Ce mercredi, le quai de pêche de Fass Boye, dans le département de Tivaouane, a été assiégé par les pêcheurs artisanaux qui étalent leur colère noire, suite à la destruction de trois de leurs pirogues par un navire étranger. Ils disent avoir vu leur matériel de pêche, d’un montant global de près de 20 millions de francs Cfa, être emporté par les propriétaires dudit bateau.

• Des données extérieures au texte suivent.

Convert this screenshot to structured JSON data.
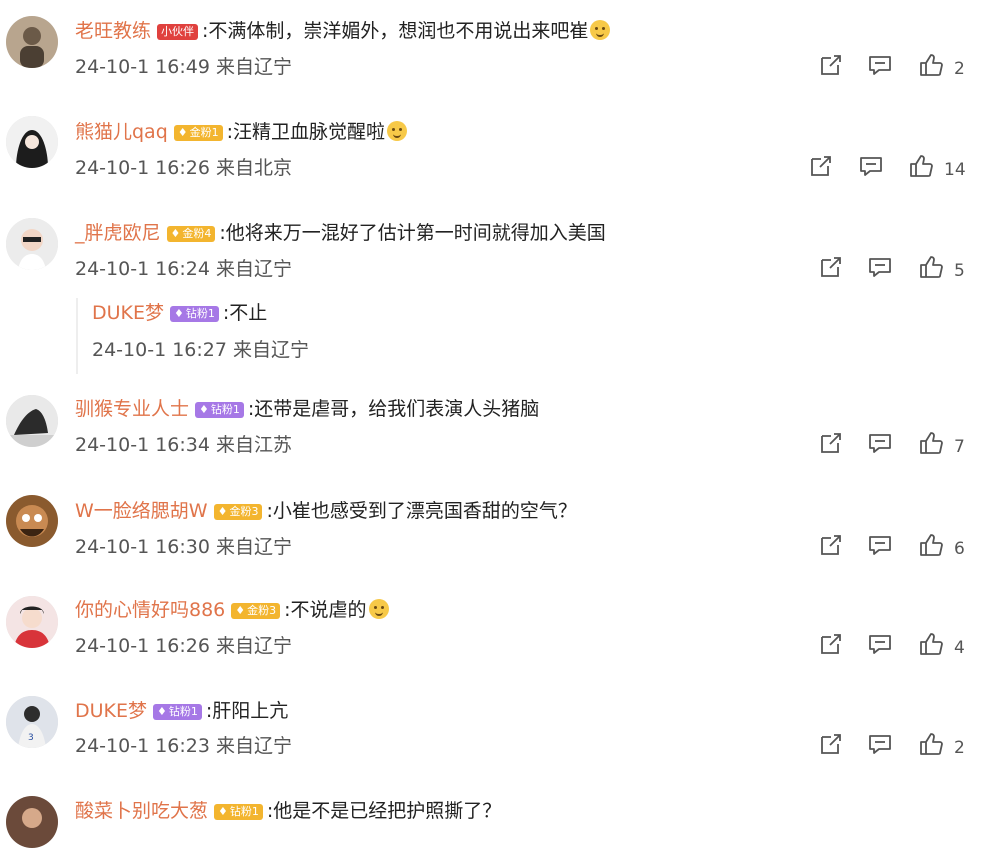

Au bord du quai de pêche, des pêcheurs artisanaux, des hommes, des femmes, des jeunes filles et garçons. Tous ou presque, arborant des foulards rouges, ont très tôt le matin pris d’assaut la plage de Fass Boye pour crier leur indignation et dire plus ‘’jamais ça !’’. Ils ruminent leur colère, suite au passage, dans la nuit du mardi à mercredi, d’un navire étranger qui a détruit trois de leurs pirogues accostées à quelques mètres du quai de pêche de la zone. Et comme si cela ne suffisait pas, les propriétaires du navire étranger ont, selon ces pêcheurs, emporté, ‘’de gré’’, un filet à tourner, un moteur et tout le matériel d’équipage d’une des pirogues, pour un montant de près de 20 millions de francs Cfa. Aussi, révèlent-ils que les pertes globales sont estimées à près de 100 millions de francs Cfa.
Propriétaire de l’une des pirogues détruites, Modou Boye Seck refuse de croire à la thèse de l’accident et soutient que le navire n’avait qu’un seul souhait : détruire leurs pirogues et ‘’voler’’ leur matériel de pêche.

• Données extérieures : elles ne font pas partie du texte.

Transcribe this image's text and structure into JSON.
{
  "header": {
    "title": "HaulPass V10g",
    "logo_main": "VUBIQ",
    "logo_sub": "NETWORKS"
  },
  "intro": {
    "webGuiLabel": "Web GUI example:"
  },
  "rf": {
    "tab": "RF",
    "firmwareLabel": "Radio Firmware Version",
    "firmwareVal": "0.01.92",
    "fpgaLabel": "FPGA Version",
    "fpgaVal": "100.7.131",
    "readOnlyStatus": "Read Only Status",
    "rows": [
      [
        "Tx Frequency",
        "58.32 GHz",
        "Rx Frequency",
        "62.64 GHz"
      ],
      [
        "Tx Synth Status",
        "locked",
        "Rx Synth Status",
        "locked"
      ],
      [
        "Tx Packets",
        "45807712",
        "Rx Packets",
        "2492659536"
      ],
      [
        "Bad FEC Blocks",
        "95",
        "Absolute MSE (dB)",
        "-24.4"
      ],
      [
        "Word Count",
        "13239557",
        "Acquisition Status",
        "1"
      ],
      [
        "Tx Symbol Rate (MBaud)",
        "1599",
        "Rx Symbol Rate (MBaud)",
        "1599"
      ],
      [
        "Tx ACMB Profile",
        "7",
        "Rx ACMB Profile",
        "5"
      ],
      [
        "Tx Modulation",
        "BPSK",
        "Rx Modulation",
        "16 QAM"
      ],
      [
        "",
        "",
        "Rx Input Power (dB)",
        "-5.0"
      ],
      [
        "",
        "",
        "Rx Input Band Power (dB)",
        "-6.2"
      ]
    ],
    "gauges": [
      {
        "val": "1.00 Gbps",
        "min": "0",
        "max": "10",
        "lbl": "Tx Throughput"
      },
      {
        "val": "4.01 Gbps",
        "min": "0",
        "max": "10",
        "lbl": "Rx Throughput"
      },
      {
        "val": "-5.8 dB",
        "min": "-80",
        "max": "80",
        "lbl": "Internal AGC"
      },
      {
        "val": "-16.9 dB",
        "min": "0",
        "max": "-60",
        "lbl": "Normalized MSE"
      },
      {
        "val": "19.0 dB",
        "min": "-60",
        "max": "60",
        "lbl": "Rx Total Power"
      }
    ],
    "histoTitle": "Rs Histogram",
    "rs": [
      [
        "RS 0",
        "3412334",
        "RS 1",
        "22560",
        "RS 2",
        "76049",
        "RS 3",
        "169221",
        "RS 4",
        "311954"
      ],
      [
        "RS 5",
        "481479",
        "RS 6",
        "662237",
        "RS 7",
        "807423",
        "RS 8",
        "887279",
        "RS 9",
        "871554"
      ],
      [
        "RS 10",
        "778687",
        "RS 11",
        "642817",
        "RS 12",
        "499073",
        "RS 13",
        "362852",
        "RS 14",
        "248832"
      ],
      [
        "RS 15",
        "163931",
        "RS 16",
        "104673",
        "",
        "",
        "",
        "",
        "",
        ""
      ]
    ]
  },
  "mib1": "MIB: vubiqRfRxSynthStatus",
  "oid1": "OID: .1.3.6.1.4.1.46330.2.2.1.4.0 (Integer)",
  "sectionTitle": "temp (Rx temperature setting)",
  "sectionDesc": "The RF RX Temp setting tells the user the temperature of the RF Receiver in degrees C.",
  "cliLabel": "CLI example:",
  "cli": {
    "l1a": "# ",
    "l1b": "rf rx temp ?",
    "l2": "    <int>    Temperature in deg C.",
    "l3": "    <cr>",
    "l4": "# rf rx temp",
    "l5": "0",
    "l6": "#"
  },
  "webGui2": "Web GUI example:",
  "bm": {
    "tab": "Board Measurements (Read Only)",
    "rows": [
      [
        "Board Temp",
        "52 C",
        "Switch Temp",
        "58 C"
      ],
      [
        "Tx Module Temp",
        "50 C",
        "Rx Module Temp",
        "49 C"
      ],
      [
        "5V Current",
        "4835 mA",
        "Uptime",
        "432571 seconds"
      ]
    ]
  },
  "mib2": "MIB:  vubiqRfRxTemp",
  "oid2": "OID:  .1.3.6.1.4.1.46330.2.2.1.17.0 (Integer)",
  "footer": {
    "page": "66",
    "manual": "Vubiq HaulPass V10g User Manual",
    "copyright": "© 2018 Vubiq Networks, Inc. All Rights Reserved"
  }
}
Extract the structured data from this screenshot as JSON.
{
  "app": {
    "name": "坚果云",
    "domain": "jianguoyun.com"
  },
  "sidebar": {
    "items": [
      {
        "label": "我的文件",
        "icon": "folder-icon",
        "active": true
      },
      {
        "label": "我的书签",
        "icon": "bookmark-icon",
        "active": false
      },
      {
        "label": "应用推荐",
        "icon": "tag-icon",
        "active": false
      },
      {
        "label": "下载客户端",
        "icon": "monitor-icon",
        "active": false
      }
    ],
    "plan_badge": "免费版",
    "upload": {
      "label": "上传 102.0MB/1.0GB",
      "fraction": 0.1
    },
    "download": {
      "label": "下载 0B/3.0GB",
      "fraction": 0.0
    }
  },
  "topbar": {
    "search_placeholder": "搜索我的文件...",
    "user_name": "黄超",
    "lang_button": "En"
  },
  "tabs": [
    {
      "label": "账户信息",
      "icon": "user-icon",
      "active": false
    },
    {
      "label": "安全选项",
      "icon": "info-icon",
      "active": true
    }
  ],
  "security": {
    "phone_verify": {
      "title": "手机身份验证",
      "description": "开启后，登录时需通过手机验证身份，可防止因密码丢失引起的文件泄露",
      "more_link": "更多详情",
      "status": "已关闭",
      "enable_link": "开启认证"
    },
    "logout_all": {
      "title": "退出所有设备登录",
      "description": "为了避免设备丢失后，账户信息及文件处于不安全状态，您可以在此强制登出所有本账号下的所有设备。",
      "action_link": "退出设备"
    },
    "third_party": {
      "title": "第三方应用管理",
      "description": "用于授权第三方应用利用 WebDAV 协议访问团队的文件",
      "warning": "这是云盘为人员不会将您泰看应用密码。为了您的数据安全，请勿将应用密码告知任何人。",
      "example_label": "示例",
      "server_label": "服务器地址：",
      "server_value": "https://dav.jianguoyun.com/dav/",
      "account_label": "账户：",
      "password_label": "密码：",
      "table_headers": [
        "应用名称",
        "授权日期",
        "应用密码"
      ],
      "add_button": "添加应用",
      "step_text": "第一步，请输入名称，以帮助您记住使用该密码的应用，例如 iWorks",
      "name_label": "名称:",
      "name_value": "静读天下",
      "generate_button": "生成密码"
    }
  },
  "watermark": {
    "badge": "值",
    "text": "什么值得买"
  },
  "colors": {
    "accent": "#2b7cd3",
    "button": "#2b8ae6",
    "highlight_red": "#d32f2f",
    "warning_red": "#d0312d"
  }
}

‘’C’est ce mardi vers 21 h que le navire étranger a débarqué ici, à Fass Boye. Lors de son passage, celui-ci a emporté avec lui trois de nos pirogues. Dans un premier temps, le bateau prenait la direction de Mboro et Kayar. Quand les jeunes qui étaient sur la plage nous ont alertés, tout le monde s’est lancé dans une course-poursuite. Nous avons tenté de lui faire savoir qu’il emportait nos pirogues. Mais le bateau ne s’est pas arrêté. C’est ensuite que certaines pirogues commençaient à se détacher et jusqu’à présent on ne les a pas revues. Nous avons perdu des filets dans cette affaire. C’est le mien que les propriétaires du navire ont emporté. Nous les avons vus. Parce que nous étions à leur poursuite jusqu’à 00 h. Ce qui s’est passé hier (mardi), c’est du vol’’, fulmine-t-il.

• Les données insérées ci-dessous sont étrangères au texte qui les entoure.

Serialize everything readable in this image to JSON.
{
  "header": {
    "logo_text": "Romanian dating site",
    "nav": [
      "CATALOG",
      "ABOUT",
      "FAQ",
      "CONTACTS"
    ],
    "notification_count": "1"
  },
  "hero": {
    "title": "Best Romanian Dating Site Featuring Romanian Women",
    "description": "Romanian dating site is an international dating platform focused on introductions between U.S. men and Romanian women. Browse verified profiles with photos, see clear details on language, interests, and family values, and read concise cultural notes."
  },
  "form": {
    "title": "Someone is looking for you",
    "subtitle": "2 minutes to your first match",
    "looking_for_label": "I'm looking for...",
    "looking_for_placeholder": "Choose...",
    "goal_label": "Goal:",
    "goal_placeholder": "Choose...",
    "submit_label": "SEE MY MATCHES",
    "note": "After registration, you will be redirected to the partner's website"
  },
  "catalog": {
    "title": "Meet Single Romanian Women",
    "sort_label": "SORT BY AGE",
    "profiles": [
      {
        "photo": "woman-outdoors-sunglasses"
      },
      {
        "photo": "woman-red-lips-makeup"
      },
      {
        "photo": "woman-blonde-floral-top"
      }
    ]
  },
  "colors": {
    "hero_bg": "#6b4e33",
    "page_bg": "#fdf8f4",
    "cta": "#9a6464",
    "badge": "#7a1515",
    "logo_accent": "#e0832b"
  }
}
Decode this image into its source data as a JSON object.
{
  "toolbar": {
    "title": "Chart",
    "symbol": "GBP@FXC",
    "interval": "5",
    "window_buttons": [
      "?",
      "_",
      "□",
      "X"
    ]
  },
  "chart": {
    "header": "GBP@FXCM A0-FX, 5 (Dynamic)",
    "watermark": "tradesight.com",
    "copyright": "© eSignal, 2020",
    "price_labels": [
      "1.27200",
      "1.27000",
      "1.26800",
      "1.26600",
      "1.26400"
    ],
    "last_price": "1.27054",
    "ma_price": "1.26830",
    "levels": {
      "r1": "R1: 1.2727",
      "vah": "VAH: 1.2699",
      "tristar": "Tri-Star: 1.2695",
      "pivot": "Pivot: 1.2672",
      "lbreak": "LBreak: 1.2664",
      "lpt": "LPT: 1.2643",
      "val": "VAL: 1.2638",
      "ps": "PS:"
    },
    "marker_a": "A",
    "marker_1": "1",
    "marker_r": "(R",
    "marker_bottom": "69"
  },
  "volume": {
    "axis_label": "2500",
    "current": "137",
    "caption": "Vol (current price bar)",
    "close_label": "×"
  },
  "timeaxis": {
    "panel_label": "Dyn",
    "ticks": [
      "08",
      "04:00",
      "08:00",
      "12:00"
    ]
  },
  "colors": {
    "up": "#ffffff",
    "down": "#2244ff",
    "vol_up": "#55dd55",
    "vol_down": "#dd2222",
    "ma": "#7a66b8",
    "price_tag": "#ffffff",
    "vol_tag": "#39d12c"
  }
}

Ainsi, dans cette affaire, Modou Boye Seck et Cie disent avoir saisi la marine nationale à partir de 21 h, mardi, pour qu’elle vienne à leur rescousse. Dans un premier temps, poursuit-il, celle-ci a dit sa disponibilité à prêter main-forte aux pêcheurs de Fass Boye pour les aider à rattraper le navire étranger. Mais, au final, il regrette l’inaction des ‘’soldats de la mer’’. De l’avis de Modou Boye Seck, la marine nationale ‘’a refusé de les aider’’ à arraisonner le bateau. ‘’Nous avons contacté les éléments de la marine nationale, entre 21 h et 4 h du matin. Ils ont promis de nous aider. Mais, par la suite, rien. Nous sommes restés au quai entre 21 h et 6 h du matin espérant les voir. Avec nos maigres moyens, nous avons tenté d’arrêter le bateau. Par contre, c’est en pleine mer qu’il a pris le dessus sur nous. Le navire a, par la suite, pris la direction de Saint-Louis. Ce qui s’est passé hier nuit (mardi) est très loin d’être un accident. C’est comme un agresseur qui a décidé d’en finir avec nous, en emportant tout notre matériel de pêche. C’est désolant et ça fait mal’’, regrette Modou Boye Seck, rappelant à l’État de mission régalienne de protéger ses concitoyens pêcheurs artisanaux.
L’appel à l’État
Tout comme Modou Boye, Abdou Karim Sarr se désole également de ce qui s’est passé dans ce village situé dans la commune de Darou Khoudoss. De l’avis du président de la commission sécurité en mer à Fass Boye, il appartient à l’État du Sénégal de prendre des dispositions nécessaires, afin que de pareilles situations ne puissent plus se reproduire. ‘’Nous sommes là depuis 21 h. Nous avons fait tout notre possible, en mobilisant 25 pirogues pour arrêter le bateau, mais on n’a pas pu. Nous avons seulement réussi à voir sa couleur ; le bateau est gris. C’est tout ce que nous savons, parce que les marins à bord ne nous ont même pas donné l’occasion de nous rapprocher du navire. Ils nous ont même aspergé de l’eau chaude. C’est inadmissible. Aujourd’hui (hier), personne n’est allé en mer. Et il faut savoir qu’une pirogue gâtée envoie 40 personnes au chômage. Donc, il faut que l’État sache que nous sommes dans une situation difficile. Nous avons perdu des pirogues et des filets’’, tempête M. Sarr.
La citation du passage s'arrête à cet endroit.